On September 24, 1890, LDS President Wilford Woodruff drafted the text of a momentous announcement. After conferring with other church leaders, he issued what has since been called the Woodruff Manifesto to the Associated Press on September 25. Woodruff's key sentence stated: "I now publicly declare that my advice to the Latter-day Saints is to refrain from contracting any marriage forbidden by the law of the land." It was published in many newspapers across the country, and, though some doubted its authenticity or sincerity, it signaled a major shift of direction in church doctrine and practice and cleared the path toward statehood.
Permanent formation of national parties occurred in Utah in 1891. On May 29 the officers of the People's party met in Salt Lake City and voted to disband the party and advised the members to join one of the two major national political parties. On July 6 the Democrats held their convention and nominated a slate of candidates for Salt Lake County offices. On July 8 the Republicans met and nominated their first county ticket. The two parties met several times during July to effect their organization and to field legislative candidates for the August 3 election. Democrats and Liberals won most of the offices. The Liberal party did not disband until December 18, 1893.
Congress passed the Enabling Act, which set forth the steps Utah must take to achieve statehood. It was signed by President Cleveland on July 16, 1894. On November 6 voters elected 107 delegates to a constitutional convention to be held in Salt Lake City the following year.

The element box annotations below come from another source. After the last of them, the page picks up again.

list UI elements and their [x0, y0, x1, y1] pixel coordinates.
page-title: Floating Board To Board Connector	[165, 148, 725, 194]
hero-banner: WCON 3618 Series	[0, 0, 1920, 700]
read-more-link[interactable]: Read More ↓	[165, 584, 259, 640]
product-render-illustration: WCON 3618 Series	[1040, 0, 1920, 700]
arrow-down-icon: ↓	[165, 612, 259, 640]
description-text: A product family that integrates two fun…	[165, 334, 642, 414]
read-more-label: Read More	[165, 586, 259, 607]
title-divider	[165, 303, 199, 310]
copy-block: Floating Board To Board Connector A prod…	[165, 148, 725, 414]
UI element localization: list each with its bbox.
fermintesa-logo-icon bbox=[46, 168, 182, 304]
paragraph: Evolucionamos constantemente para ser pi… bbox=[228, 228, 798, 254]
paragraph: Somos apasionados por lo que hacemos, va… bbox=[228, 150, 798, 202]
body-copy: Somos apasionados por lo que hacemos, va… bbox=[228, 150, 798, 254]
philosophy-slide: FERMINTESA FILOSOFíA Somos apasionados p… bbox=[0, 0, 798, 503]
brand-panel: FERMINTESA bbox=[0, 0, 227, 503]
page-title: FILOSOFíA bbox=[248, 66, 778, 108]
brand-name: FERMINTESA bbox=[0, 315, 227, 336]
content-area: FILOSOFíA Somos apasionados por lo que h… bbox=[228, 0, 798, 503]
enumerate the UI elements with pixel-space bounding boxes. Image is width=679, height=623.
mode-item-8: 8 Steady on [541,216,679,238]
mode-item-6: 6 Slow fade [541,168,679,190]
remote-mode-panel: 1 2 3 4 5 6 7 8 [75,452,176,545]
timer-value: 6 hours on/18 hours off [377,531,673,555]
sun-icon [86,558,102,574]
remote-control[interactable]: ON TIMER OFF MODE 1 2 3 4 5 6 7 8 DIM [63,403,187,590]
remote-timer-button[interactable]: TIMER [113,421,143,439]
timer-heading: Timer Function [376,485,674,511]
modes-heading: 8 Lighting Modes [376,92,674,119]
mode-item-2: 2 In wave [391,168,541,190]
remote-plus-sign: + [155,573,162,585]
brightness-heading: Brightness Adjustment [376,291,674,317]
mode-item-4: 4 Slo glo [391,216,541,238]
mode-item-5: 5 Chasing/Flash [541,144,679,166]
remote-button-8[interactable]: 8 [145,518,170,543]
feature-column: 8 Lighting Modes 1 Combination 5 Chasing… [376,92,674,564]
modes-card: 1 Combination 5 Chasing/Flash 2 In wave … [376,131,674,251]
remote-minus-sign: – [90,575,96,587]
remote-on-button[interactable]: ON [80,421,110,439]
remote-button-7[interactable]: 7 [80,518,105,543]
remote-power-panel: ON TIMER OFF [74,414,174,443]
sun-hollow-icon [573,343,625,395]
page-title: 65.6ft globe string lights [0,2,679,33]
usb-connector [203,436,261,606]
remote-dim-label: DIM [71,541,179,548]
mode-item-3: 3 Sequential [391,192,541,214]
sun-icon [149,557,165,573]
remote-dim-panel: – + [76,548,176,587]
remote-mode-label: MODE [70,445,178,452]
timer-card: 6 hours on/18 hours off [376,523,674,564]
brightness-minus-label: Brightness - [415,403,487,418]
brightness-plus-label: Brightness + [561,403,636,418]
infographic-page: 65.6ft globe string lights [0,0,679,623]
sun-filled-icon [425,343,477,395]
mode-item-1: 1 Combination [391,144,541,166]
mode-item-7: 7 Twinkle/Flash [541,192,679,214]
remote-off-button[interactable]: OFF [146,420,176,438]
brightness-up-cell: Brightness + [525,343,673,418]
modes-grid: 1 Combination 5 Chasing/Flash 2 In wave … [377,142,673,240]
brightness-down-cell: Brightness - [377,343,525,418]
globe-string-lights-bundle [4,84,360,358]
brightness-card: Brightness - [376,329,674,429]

On March 4, 1895, the delegates met in the new Salt Lake City and County Building and framed Utah's constitution. In accordance with provisions of the Enabling Act, it "forever" banned the practice of polygamy. The delegates represented a mix of Mormons and non-Mormons from a wide range of backgrounds. They completed their work on May 6 and signed the engrossed document on May 8. At the general election on November 5, 1895, the new constitution was ratified, and state officials and state legislators were elected.
On January 4, 1896, President Cleveland proclaimed Utah a state on an equal footing with the other states of the Union. The long battle for statehood was won, and most Utahns joined in jubilant celebrations held throughout the new 45th state. On January 6 state officials were inaugurated at impressive ceremonies held in the Salt Lake Tabernacle.